Saturday, April 21, 2007

Starkstrom


Seit acht Monaten ist Eleanor meine Nachbarin. Sie hat sich ein kleines Haus bauen lassen am Hügel unter mir, glücklicherweise nicht mitten in meiner Aussicht. Eleanor ist 86 und Grundstücksmaklerin. Zum ersten Mal gesehen hab ich sie, als sie vor meinem Haus vorgefahren kam und mich gebeten hat, zu unterschreiben, dass sie ihre Stromleitungen über mein Land ziehen lassen darf. Ihr Haus war schon lange fertig gebaut, aber der Asgeier von Baumeister hatte sich nicht darum gekümmert, die Rechte vor Baubeginn einzuholen. Ich habe Eleanor in mein Haus gebeten und ihr die Aussicht gezeigt. Aha, das heisst dann wohl keine Überlandleitungen, hat sie gesagt. Eleanor hat ein Stück Land verkauft, damit sie sich die unterirdische Stromleitung leisten konnte. Ich sehe Eleanor selten. Wenn ich ab und zu an ihre Tür klopfe, macht sie zwar auf und ist nett aber reserviert. Und meine Versuche, sie zum Kaffee einzuladen, lässt sie mit vagen Ausflüchten versanden. Aber dann habe ich angefangen, Emails von ihr zu erhalten. Lange Emails mit Familiengeschichten oder Grundstückspreis-Analysen. Einmal hat sie mich in ihre Kirche eingeladen – The First Baptist Church on Split Rock. Da war ich diejenige mit den Ausflüchten. Kürzlich ist ihr einer mit einem schwarzen kleinen Auto mitten durchs Grundstück gefahren, hat sie mir geschrieben und mich gebeten, ebenfalls Ausschau zu halten. Da hat sie sich überlegt, eine Schusswaffe zu kaufen. Aber sie hat Angst vor Schusswaffen, auch wenn sie sonst ziemlich unerschrocken ist. So hat sie denn auf ihre alten Tage angefangen, sich mit Computern auseinanderzusetzen.
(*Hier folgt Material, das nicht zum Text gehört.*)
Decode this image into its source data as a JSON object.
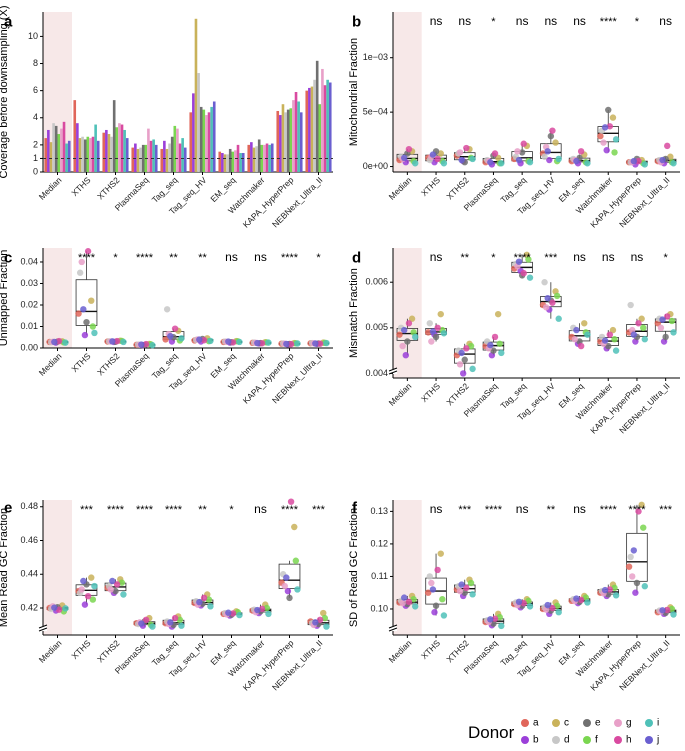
{
  "figure": {
    "donor_legend_title": "Donor",
    "donors": [
      "a",
      "b",
      "c",
      "d",
      "e",
      "f",
      "g",
      "h",
      "i",
      "j"
    ],
    "donor_colors": {
      "a": "#e0665a",
      "b": "#9b3fd9",
      "c": "#c9b25a",
      "d": "#c7c7c7",
      "e": "#707070",
      "f": "#7ad650",
      "g": "#e8a0c8",
      "h": "#d94aa0",
      "i": "#4fc1b8",
      "j": "#6a5fd0"
    },
    "categories": [
      "Median",
      "XTHS",
      "XTHS2",
      "PlasmaSeq",
      "Tag_seq",
      "Tag_seq_HV",
      "EM_seq",
      "Watchmaker",
      "KAPA_HyperPrep",
      "NEBNext_Ultra_II"
    ]
  },
  "chart_data": [
    {
      "panel": "a",
      "type": "bar",
      "ylabel": "Coverage before downsampling (X)",
      "ylim": [
        0,
        11.8
      ],
      "yticks": [
        0,
        1,
        2,
        4,
        6,
        8,
        10
      ],
      "reference_line": 1,
      "categories": [
        "Median",
        "XTHS",
        "XTHS2",
        "PlasmaSeq",
        "Tag_seq",
        "Tag_seq_HV",
        "EM_seq",
        "Watchmaker",
        "KAPA_HyperPrep",
        "NEBNext_Ultra_II"
      ],
      "series": [
        {
          "name": "a",
          "values": [
            2.5,
            5.3,
            2.9,
            1.8,
            1.7,
            4.4,
            1.5,
            2.0,
            4.5,
            6.0
          ]
        },
        {
          "name": "b",
          "values": [
            3.1,
            3.6,
            3.1,
            2.1,
            2.3,
            5.8,
            1.4,
            2.2,
            4.2,
            6.2
          ]
        },
        {
          "name": "c",
          "values": [
            2.2,
            2.5,
            2.8,
            1.7,
            1.7,
            11.3,
            1.3,
            1.8,
            5.0,
            6.3
          ]
        },
        {
          "name": "d",
          "values": [
            3.6,
            2.6,
            2.6,
            1.8,
            2.1,
            7.3,
            1.3,
            1.9,
            4.4,
            6.8
          ]
        },
        {
          "name": "e",
          "values": [
            3.4,
            2.4,
            5.3,
            2.0,
            2.6,
            4.8,
            1.7,
            2.4,
            4.6,
            8.2
          ]
        },
        {
          "name": "f",
          "values": [
            2.8,
            2.6,
            3.3,
            2.0,
            3.4,
            4.6,
            1.5,
            2.0,
            4.7,
            5.0
          ]
        },
        {
          "name": "g",
          "values": [
            3.2,
            2.5,
            3.6,
            3.2,
            3.2,
            4.2,
            1.6,
            2.0,
            5.3,
            7.6
          ]
        },
        {
          "name": "h",
          "values": [
            3.7,
            2.6,
            3.5,
            2.3,
            2.1,
            4.4,
            2.0,
            2.1,
            5.9,
            6.4
          ]
        },
        {
          "name": "i",
          "values": [
            2.1,
            3.5,
            3.1,
            2.4,
            2.5,
            4.8,
            1.4,
            2.0,
            5.2,
            6.8
          ]
        },
        {
          "name": "j",
          "values": [
            2.3,
            2.3,
            2.5,
            2.0,
            1.8,
            5.2,
            1.4,
            2.1,
            4.4,
            6.6
          ]
        }
      ]
    },
    {
      "panel": "b",
      "type": "box",
      "ylabel": "Mitochondrial Fraction",
      "ylim": [
        -5e-05,
        0.00142
      ],
      "yticks": [
        0,
        0.0005,
        0.001
      ],
      "ytick_labels": [
        "0e+00",
        "5e−04",
        "1e−03"
      ],
      "axis_break": false,
      "categories": [
        "Median",
        "XTHS",
        "XTHS2",
        "PlasmaSeq",
        "Tag_seq",
        "Tag_seq_HV",
        "EM_seq",
        "Watchmaker",
        "KAPA_HyperPrep",
        "NEBNext_Ultra_II"
      ],
      "significance": [
        "",
        "ns",
        "ns",
        "*",
        "ns",
        "ns",
        "ns",
        "****",
        "*",
        "ns"
      ],
      "values": [
        [
          6e-05,
          4e-05,
          0.00014,
          9e-05,
          0.00012,
          5e-05,
          7e-05,
          0.00016,
          3e-05,
          8e-05
        ],
        [
          8e-05,
          4e-05,
          0.00012,
          6e-05,
          0.00014,
          5e-05,
          9e-05,
          7e-05,
          3e-05,
          0.00011
        ],
        [
          0.0001,
          5e-05,
          0.00016,
          0.00012,
          4e-05,
          8e-05,
          0.00013,
          0.00017,
          7e-05,
          6e-05
        ],
        [
          4e-05,
          2e-05,
          8e-05,
          6e-05,
          0.0001,
          3e-05,
          5e-05,
          0.00012,
          3e-05,
          4e-05
        ],
        [
          7e-05,
          3e-05,
          0.00019,
          9e-05,
          0.00013,
          5e-05,
          0.00014,
          0.00021,
          4e-05,
          6e-05
        ],
        [
          0.00012,
          6e-05,
          0.00022,
          9e-05,
          0.00028,
          5e-05,
          0.00018,
          0.00033,
          7e-05,
          0.00014
        ],
        [
          5e-05,
          3e-05,
          0.00011,
          7e-05,
          8e-05,
          4e-05,
          6e-05,
          0.00014,
          3e-05,
          5e-05
        ],
        [
          0.00028,
          0.00015,
          0.00045,
          0.00033,
          0.00052,
          0.00013,
          0.00022,
          0.00037,
          0.00025,
          0.00036
        ],
        [
          4e-05,
          2e-05,
          6e-05,
          4e-05,
          7e-05,
          3e-05,
          4e-05,
          5e-05,
          2e-05,
          5e-05
        ],
        [
          5e-05,
          3e-05,
          9e-05,
          6e-05,
          7e-05,
          4e-05,
          4e-05,
          0.00019,
          3e-05,
          6e-05
        ]
      ]
    },
    {
      "panel": "c",
      "type": "box",
      "ylabel": "Unmapped Fraction",
      "ylim": [
        0,
        0.0465
      ],
      "yticks": [
        0,
        0.01,
        0.02,
        0.03,
        0.04
      ],
      "ytick_labels": [
        "0.00",
        "0.01",
        "0.02",
        "0.03",
        "0.04"
      ],
      "axis_break": false,
      "categories": [
        "Median",
        "XTHS",
        "XTHS2",
        "PlasmaSeq",
        "Tag_seq",
        "Tag_seq_HV",
        "EM_seq",
        "Watchmaker",
        "KAPA_HyperPrep",
        "NEBNext_Ultra_II"
      ],
      "significance": [
        "",
        "****",
        "*",
        "****",
        "**",
        "**",
        "ns",
        "ns",
        "****",
        "*"
      ],
      "values": [
        [
          0.0028,
          0.0025,
          0.0031,
          0.0027,
          0.003,
          0.0026,
          0.0029,
          0.0032,
          0.0025,
          0.0028
        ],
        [
          0.016,
          0.006,
          0.022,
          0.035,
          0.012,
          0.01,
          0.04,
          0.045,
          0.007,
          0.018
        ],
        [
          0.003,
          0.0028,
          0.0034,
          0.0031,
          0.0029,
          0.0033,
          0.003,
          0.0032,
          0.0028,
          0.0031
        ],
        [
          0.0015,
          0.0013,
          0.0019,
          0.0016,
          0.0014,
          0.0017,
          0.0015,
          0.0018,
          0.0013,
          0.0016
        ],
        [
          0.004,
          0.003,
          0.008,
          0.018,
          0.005,
          0.0035,
          0.0065,
          0.009,
          0.0045,
          0.0055
        ],
        [
          0.0035,
          0.003,
          0.0045,
          0.0038,
          0.0042,
          0.0032,
          0.004,
          0.0036,
          0.0033,
          0.0039
        ],
        [
          0.0028,
          0.0025,
          0.0032,
          0.003,
          0.0027,
          0.0031,
          0.0029,
          0.0026,
          0.0028,
          0.003
        ],
        [
          0.0024,
          0.0021,
          0.0027,
          0.0025,
          0.0023,
          0.0026,
          0.0024,
          0.0022,
          0.0025,
          0.0023
        ],
        [
          0.002,
          0.0017,
          0.0023,
          0.0021,
          0.0019,
          0.0022,
          0.002,
          0.0018,
          0.0021,
          0.0019
        ],
        [
          0.0022,
          0.0019,
          0.0025,
          0.0023,
          0.0021,
          0.0024,
          0.0022,
          0.002,
          0.0023,
          0.0021
        ]
      ]
    },
    {
      "panel": "d",
      "type": "box",
      "ylabel": "Mismatch Fraction",
      "ylim": [
        0.0039,
        0.00675
      ],
      "yticks": [
        0.004,
        0.005,
        0.006
      ],
      "ytick_labels": [
        "0.004",
        "0.005",
        "0.006"
      ],
      "axis_break": true,
      "categories": [
        "Median",
        "XTHS",
        "XTHS2",
        "PlasmaSeq",
        "Tag_seq",
        "Tag_seq_HV",
        "EM_seq",
        "Watchmaker",
        "KAPA_HyperPrep",
        "NEBNext_Ultra_II"
      ],
      "significance": [
        "",
        "ns",
        "**",
        "*",
        "****",
        "***",
        "ns",
        "ns",
        "ns",
        "*"
      ],
      "values": [
        [
          0.00485,
          0.0044,
          0.0052,
          0.005,
          0.0047,
          0.0049,
          0.0046,
          0.0051,
          0.0048,
          0.00495
        ],
        [
          0.0049,
          0.00485,
          0.0053,
          0.0051,
          0.0048,
          0.00495,
          0.0047,
          0.005,
          0.00488,
          0.00492
        ],
        [
          0.0044,
          0.004,
          0.00465,
          0.0045,
          0.0043,
          0.0046,
          0.0042,
          0.00455,
          0.0041,
          0.00445
        ],
        [
          0.0046,
          0.0044,
          0.0053,
          0.0047,
          0.0045,
          0.00465,
          0.00455,
          0.0048,
          0.00445,
          0.00462
        ],
        [
          0.0063,
          0.00625,
          0.0066,
          0.0064,
          0.00615,
          0.0065,
          0.00635,
          0.0062,
          0.0061,
          0.00645
        ],
        [
          0.0055,
          0.0054,
          0.0058,
          0.006,
          0.0056,
          0.0057,
          0.00545,
          0.00555,
          0.0052,
          0.00565
        ],
        [
          0.0048,
          0.00465,
          0.0051,
          0.005,
          0.0047,
          0.0049,
          0.00475,
          0.0046,
          0.00485,
          0.00495
        ],
        [
          0.0047,
          0.00455,
          0.00495,
          0.0048,
          0.0046,
          0.00475,
          0.00465,
          0.00485,
          0.0045,
          0.00472
        ],
        [
          0.0049,
          0.0047,
          0.0052,
          0.0055,
          0.0048,
          0.005,
          0.00495,
          0.0051,
          0.00475,
          0.00485
        ],
        [
          0.0051,
          0.0047,
          0.0053,
          0.0052,
          0.0048,
          0.00515,
          0.005,
          0.00525,
          0.0049,
          0.00518
        ]
      ]
    },
    {
      "panel": "e",
      "type": "box",
      "ylabel": "Mean Read GC Fraction",
      "ylim": [
        0.404,
        0.484
      ],
      "yticks": [
        0.42,
        0.44,
        0.46,
        0.48
      ],
      "ytick_labels": [
        "0.42",
        "0.44",
        "0.46",
        "0.48"
      ],
      "axis_break": true,
      "categories": [
        "Median",
        "XTHS",
        "XTHS2",
        "PlasmaSeq",
        "Tag_seq",
        "Tag_seq_HV",
        "EM_seq",
        "Watchmaker",
        "KAPA_HyperPrep",
        "NEBNext_Ultra_II"
      ],
      "significance": [
        "",
        "***",
        "****",
        "****",
        "****",
        "**",
        "*",
        "ns",
        "****",
        "***"
      ],
      "values": [
        [
          0.42,
          0.4185,
          0.4215,
          0.4195,
          0.4205,
          0.418,
          0.421,
          0.419,
          0.4198,
          0.4202
        ],
        [
          0.43,
          0.422,
          0.438,
          0.429,
          0.434,
          0.425,
          0.431,
          0.427,
          0.433,
          0.436
        ],
        [
          0.432,
          0.429,
          0.437,
          0.433,
          0.43,
          0.435,
          0.431,
          0.434,
          0.428,
          0.436
        ],
        [
          0.411,
          0.4095,
          0.414,
          0.4105,
          0.412,
          0.41,
          0.4115,
          0.413,
          0.409,
          0.4108
        ],
        [
          0.411,
          0.409,
          0.415,
          0.412,
          0.41,
          0.413,
          0.4105,
          0.414,
          0.4095,
          0.4115
        ],
        [
          0.423,
          0.4215,
          0.428,
          0.424,
          0.4225,
          0.425,
          0.422,
          0.426,
          0.421,
          0.4235
        ],
        [
          0.4165,
          0.4155,
          0.418,
          0.417,
          0.416,
          0.4175,
          0.4162,
          0.4168,
          0.4158,
          0.4172
        ],
        [
          0.4185,
          0.417,
          0.422,
          0.419,
          0.418,
          0.42,
          0.4175,
          0.4195,
          0.4165,
          0.4188
        ],
        [
          0.435,
          0.43,
          0.468,
          0.44,
          0.426,
          0.448,
          0.433,
          0.483,
          0.431,
          0.438
        ],
        [
          0.412,
          0.4095,
          0.417,
          0.411,
          0.4105,
          0.414,
          0.41,
          0.413,
          0.409,
          0.4115
        ]
      ]
    },
    {
      "panel": "f",
      "type": "box",
      "ylabel": "SD of Read GC Fraction",
      "ylim": [
        0.092,
        0.1335
      ],
      "yticks": [
        0.1,
        0.11,
        0.12,
        0.13
      ],
      "ytick_labels": [
        "0.10",
        "0.11",
        "0.12",
        "0.13"
      ],
      "axis_break": true,
      "categories": [
        "Median",
        "XTHS",
        "XTHS2",
        "PlasmaSeq",
        "Tag_seq",
        "Tag_seq_HV",
        "EM_seq",
        "Watchmaker",
        "KAPA_HyperPrep",
        "NEBNext_Ultra_II"
      ],
      "significance": [
        "",
        "ns",
        "***",
        "****",
        "ns",
        "**",
        "ns",
        "****",
        "****",
        "***"
      ],
      "values": [
        [
          0.102,
          0.101,
          0.104,
          0.1025,
          0.1015,
          0.103,
          0.1018,
          0.1022,
          0.1008,
          0.1035
        ],
        [
          0.105,
          0.099,
          0.117,
          0.11,
          0.101,
          0.103,
          0.108,
          0.112,
          0.098,
          0.106
        ],
        [
          0.106,
          0.104,
          0.109,
          0.107,
          0.105,
          0.108,
          0.1055,
          0.1065,
          0.1045,
          0.1075
        ],
        [
          0.096,
          0.095,
          0.0985,
          0.0965,
          0.0955,
          0.0975,
          0.096,
          0.097,
          0.0948,
          0.0968
        ],
        [
          0.1015,
          0.1005,
          0.103,
          0.102,
          0.101,
          0.1025,
          0.1012,
          0.1018,
          0.1008,
          0.1022
        ],
        [
          0.1,
          0.0985,
          0.102,
          0.1005,
          0.0995,
          0.101,
          0.0998,
          0.1003,
          0.099,
          0.1012
        ],
        [
          0.1025,
          0.1018,
          0.104,
          0.103,
          0.1022,
          0.1035,
          0.1024,
          0.1028,
          0.102,
          0.1032
        ],
        [
          0.105,
          0.104,
          0.1075,
          0.1055,
          0.1045,
          0.1065,
          0.1048,
          0.106,
          0.1042,
          0.1058
        ],
        [
          0.113,
          0.105,
          0.132,
          0.116,
          0.108,
          0.125,
          0.11,
          0.13,
          0.107,
          0.118
        ],
        [
          0.099,
          0.0985,
          0.1005,
          0.0995,
          0.0988,
          0.1,
          0.0992,
          0.0997,
          0.0983,
          0.0996
        ]
      ]
    }
  ]
}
Nun jongliert sie versiert mit Betriebssystemen. RAM und ihrer Makler-Software. Und zwischendurch übt sie Orgel für ihre Kirche. Mich braucht sie nur als Email-Empfängerin über der Grundstücksgrenze. Aber sie mag es, wenn abends die farbigen Lichter vor meinem Haus brennen, schreibt sie.